Teaching
ECSE 316 — Signals and Networks
· Department of Electrical & Computer Engineering, McGill UniversitySeptember 2025
I have been part of the ECSE 316 instructional team since Fall 2020, serving as a TA and lab instructor across three offerings (~90 students per semester). In Fall 2025 I was promoted to faculty lecturer of record, responsible for leading lectures, coordinating labs, and updating the Python-based tooling for complex signal analysis.
- Guided lab sections covering convolution, frequency-domain analysis as well as the fundamentals of networking.
- Managed two teaching assistants.
ECSE 416 — Intro to Telecommunications Systems
· Department of Electrical & Computer Engineering, McGill UniversityJanuary 2023
Across Winter 2020-2023 I TA'd three offerings of ECSE 416 (~40 students per semester), where I led weekly labs.
- Earned the departmental Teaching Award (top-ranked across 500+ Faculty of Engineering courses) for student mentorship and course-wide support queues.
- Supported exam design, office hours, and tutorial recordings focused on demystifying telecom abstractions through hands-on projects.

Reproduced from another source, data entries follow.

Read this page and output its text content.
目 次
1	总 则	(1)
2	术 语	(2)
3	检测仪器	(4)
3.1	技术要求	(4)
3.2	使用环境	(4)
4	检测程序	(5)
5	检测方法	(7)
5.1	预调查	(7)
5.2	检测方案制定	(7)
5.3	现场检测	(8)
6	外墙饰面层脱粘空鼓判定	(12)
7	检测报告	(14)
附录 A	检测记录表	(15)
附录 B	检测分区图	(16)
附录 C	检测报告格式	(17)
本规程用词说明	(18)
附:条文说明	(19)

ECSE 211 — Design Principles & Methods
· Department of Electrical & Computer Engineering, McGill UniversitySeptember 2021
From 2019 through 2025 I supported five offerings of ECSE 211 (~120 students per term) covering design methodology, prototyping, and project communication.
- Coached multidisciplinary project teams on requirements definition, robot prototyping, and technical writing.
- Ran design labs, grading sessions, and code reviews to keep student teams on track during intensive build weeks.
MAIS 202 — Intro to Machine Learning
· McGill University, McGill AI SocietyOctober 2019
I designed this zero-credit seminar for the McGill AI Society to give undergraduates a practical introduction to modern machine learning. Students completed weekly lectures, coding assignments, and final projects that emphasized both intuition and hands-on implementation.
- Delivered two offerings during Fall 2019 to cohorts of ~30 students each.
- Earned honorary accreditation from the McGill Faculty of Engineering so the course appears on official transcripts (0 credits).
- Produced the full curriculum, lecture material, and assessment rubrics covering supervised learning, neural networks, and applied ML tooling.